The beauty of the golden lock icon has been that it simplified complex security concepts into a single symbol that non-technical users could understand and trust. Phishing scams designed to prompt security warnings raise the stakes, requiring users to understand what the browser warning is telling them, and how they should respond. Upcoming SSL-related interface changes in Internet Explorer 7 and other browers updates make a good start toward providing users with clearer information. But as we noted earlier this year, many banks are shifting their online banking logins to the unencrypted home pages of their websites, further muddling the issue of training customers to trust only SSL-enabled sites. The non-SSL presentation of these bank logins is already being incorporated into spoof pages.
As we noted earlier, phishing sites have incorporated SSL into their scams since late 2004. Some examples:
- Attacks in which SSL certificates are purchased for “sound-alike” domains, allowing sites spoofing major institutions to sport a locked icon. An example is a phishing attack from last October using the domain visa-secure.com.

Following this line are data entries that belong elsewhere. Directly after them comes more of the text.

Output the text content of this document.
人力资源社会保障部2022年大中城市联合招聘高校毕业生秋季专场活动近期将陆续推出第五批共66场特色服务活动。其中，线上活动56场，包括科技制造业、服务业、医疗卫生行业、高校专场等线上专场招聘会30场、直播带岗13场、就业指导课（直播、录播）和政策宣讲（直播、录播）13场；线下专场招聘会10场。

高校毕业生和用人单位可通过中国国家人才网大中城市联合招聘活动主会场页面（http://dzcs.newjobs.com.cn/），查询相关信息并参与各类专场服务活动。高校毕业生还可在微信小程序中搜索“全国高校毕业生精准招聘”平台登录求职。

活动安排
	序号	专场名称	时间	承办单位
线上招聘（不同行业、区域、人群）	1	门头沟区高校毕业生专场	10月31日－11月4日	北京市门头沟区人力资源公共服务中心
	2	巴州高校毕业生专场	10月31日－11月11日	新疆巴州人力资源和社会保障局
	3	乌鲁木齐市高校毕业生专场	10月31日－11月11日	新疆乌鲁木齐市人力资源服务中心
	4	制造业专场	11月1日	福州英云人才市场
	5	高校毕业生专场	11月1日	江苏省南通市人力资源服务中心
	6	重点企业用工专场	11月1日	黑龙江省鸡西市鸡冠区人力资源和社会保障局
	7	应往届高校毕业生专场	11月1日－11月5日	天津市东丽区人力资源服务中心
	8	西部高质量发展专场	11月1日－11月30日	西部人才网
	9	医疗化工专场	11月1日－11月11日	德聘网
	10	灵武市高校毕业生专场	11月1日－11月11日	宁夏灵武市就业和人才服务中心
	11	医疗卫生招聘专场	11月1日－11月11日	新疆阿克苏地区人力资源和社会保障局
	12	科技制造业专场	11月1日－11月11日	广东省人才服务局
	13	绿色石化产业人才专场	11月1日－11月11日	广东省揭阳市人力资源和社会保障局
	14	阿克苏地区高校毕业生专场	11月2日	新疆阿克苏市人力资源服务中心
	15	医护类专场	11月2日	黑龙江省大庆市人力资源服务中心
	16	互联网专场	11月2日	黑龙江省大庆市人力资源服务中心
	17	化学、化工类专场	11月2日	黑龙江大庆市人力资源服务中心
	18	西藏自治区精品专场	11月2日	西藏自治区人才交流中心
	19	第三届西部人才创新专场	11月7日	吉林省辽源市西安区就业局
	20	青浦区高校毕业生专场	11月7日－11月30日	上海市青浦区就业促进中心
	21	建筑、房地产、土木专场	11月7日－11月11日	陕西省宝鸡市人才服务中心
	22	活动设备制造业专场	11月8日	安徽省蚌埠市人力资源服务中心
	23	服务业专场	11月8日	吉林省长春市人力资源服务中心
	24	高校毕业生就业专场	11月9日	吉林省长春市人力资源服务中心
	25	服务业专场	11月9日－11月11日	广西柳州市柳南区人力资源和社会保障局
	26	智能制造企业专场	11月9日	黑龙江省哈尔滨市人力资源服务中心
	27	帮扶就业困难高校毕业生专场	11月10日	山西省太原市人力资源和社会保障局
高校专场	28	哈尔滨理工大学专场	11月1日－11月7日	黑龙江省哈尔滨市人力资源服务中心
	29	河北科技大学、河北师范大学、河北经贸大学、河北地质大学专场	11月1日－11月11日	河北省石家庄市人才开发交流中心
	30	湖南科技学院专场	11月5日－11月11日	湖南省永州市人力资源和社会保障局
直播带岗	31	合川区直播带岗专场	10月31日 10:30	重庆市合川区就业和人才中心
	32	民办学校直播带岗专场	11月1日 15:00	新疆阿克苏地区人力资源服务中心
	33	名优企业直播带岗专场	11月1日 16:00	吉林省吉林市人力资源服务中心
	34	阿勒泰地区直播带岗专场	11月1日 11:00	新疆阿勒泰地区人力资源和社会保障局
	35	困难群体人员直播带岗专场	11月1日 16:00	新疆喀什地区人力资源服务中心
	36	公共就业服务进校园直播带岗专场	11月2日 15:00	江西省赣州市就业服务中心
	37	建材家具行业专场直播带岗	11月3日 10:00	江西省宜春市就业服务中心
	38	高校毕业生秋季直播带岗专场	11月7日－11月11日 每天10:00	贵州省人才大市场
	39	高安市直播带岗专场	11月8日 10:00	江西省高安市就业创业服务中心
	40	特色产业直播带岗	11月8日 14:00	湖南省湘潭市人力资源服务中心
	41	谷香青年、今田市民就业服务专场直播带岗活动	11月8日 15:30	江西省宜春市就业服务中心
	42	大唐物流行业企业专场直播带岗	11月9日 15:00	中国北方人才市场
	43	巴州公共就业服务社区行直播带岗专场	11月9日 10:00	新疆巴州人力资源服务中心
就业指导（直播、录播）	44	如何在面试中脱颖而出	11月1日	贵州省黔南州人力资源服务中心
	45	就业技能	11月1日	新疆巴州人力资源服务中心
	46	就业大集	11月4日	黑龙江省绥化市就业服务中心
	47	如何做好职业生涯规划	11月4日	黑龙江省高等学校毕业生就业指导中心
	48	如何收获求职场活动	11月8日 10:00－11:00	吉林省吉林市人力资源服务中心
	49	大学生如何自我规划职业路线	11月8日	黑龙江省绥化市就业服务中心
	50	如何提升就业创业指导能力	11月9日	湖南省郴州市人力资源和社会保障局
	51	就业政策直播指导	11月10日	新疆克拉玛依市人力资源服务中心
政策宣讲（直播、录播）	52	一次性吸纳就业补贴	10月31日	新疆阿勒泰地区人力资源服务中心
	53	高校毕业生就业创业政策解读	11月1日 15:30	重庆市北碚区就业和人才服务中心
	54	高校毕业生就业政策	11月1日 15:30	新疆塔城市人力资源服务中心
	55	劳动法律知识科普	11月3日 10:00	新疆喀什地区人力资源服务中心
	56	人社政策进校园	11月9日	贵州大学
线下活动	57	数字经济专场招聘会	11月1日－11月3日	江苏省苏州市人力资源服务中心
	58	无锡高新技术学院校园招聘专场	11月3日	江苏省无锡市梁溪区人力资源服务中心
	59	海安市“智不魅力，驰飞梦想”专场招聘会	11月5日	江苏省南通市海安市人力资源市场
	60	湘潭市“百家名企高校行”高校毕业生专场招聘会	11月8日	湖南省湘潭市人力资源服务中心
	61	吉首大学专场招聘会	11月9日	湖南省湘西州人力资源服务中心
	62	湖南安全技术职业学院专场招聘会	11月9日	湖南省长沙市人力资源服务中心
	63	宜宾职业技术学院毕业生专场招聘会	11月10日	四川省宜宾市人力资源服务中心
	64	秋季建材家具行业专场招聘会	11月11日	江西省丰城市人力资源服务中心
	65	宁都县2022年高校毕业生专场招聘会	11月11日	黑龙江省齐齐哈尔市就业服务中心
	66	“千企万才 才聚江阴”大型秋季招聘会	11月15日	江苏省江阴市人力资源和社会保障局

- Phishes using cross-site scripting to insert content into poorly-coded financial web sites, enabling attacks to be delivered over SSL with the attacker’s code being served as part of a url from the bona fide bank’s own secure server.

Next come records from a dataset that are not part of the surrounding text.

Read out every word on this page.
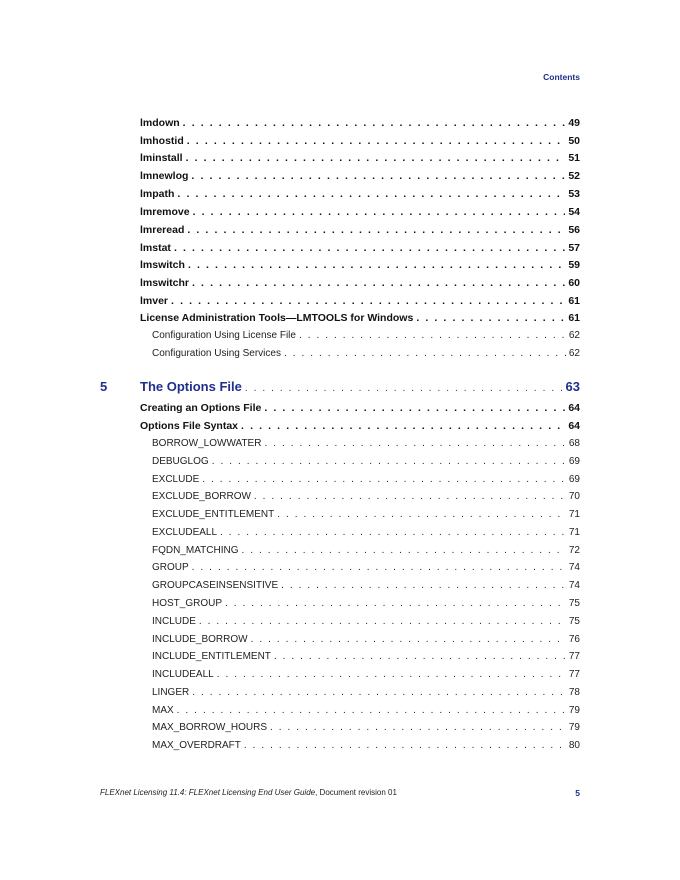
Contents
lmdown . . .	49
lmhostid . . .	50
lminstall . . .	51
lmnewlog . . .	52
lmpath . . .	53
lmremove . . .	54
lmreread . . .	56
lmstat . . .	57
lmswitch . . .	59
lmswitchr . . .	60
lmver . . .	61
License Administration Tools—LMTOOLS for Windows . . .	61
Configuration Using License File . . .	62
Configuration Using Services . . .	62
5	The Options File . . .	63
Creating an Options File . . .	64
Options File Syntax . . .	64
BORROW_LOWWATER . . .	68
DEBUGLOG . . .	69
EXCLUDE . . .	69
EXCLUDE_BORROW . . .	70
EXCLUDE_ENTITLEMENT . . .	71
EXCLUDEALL . . .	71
FQDN_MATCHING . . .	72
GROUP . . .	74
GROUPCASEINSENSITIVE . . .	74
HOST_GROUP . . .	75
INCLUDE . . .	75
INCLUDE_BORROW . . .	76
INCLUDE_ENTITLEMENT . . .	77
INCLUDEALL . . .	77
LINGER . . .	78
MAX . . .	79
MAX_BORROW_HOURS . . .	79
MAX_OVERDRAFT . . .	80
FLEXnet Licensing 11.4: FLEXnet Licensing End User Guide, Document revision 01	5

- Attacks using frame injection attacks to insert spoofed content into bank web sites, which also run under https with a secure lock icon.

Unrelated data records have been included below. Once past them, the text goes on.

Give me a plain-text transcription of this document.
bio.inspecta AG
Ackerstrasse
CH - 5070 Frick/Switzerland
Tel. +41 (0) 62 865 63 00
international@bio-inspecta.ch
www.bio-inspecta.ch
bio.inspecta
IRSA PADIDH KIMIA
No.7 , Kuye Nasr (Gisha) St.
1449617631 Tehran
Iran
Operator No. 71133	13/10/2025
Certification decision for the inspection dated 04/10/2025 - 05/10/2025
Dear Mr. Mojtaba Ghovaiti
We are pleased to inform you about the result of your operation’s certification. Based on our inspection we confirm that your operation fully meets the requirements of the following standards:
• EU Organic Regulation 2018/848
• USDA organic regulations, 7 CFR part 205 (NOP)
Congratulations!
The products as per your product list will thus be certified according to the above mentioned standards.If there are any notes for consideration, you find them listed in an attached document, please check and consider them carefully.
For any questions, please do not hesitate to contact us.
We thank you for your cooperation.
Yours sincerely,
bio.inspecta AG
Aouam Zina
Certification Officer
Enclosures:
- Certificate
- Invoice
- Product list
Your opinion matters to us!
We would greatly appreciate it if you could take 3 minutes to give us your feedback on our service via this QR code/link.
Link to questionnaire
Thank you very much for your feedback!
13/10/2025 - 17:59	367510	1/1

- Browser security holes, such as Firefox spoofing flaw from last July, which allowed a malicious website to use another site’s SSL certificate to present a secure spoofed page with a “locked” icon.
Do Internet users pay attention to browser warnings alerting them to problems with a site’s SSL certificate? The question got an unintended field test earlier this year when New Zealand’s BankDirect accidentally allowed a certificate to expire. The mistake was fixed within 12 hours, during which about 300 customers were presented with a security alert when they visited the bank’s website. Server logs show that all but one of 300 users dismissed the warning and logged in as usual.
Those results, coupled with the growing number of phishing scams invoking SSL, should motivate certificate authorities and browser developers to redouble efforts to educate Internet users about certificates and SSL security warnings.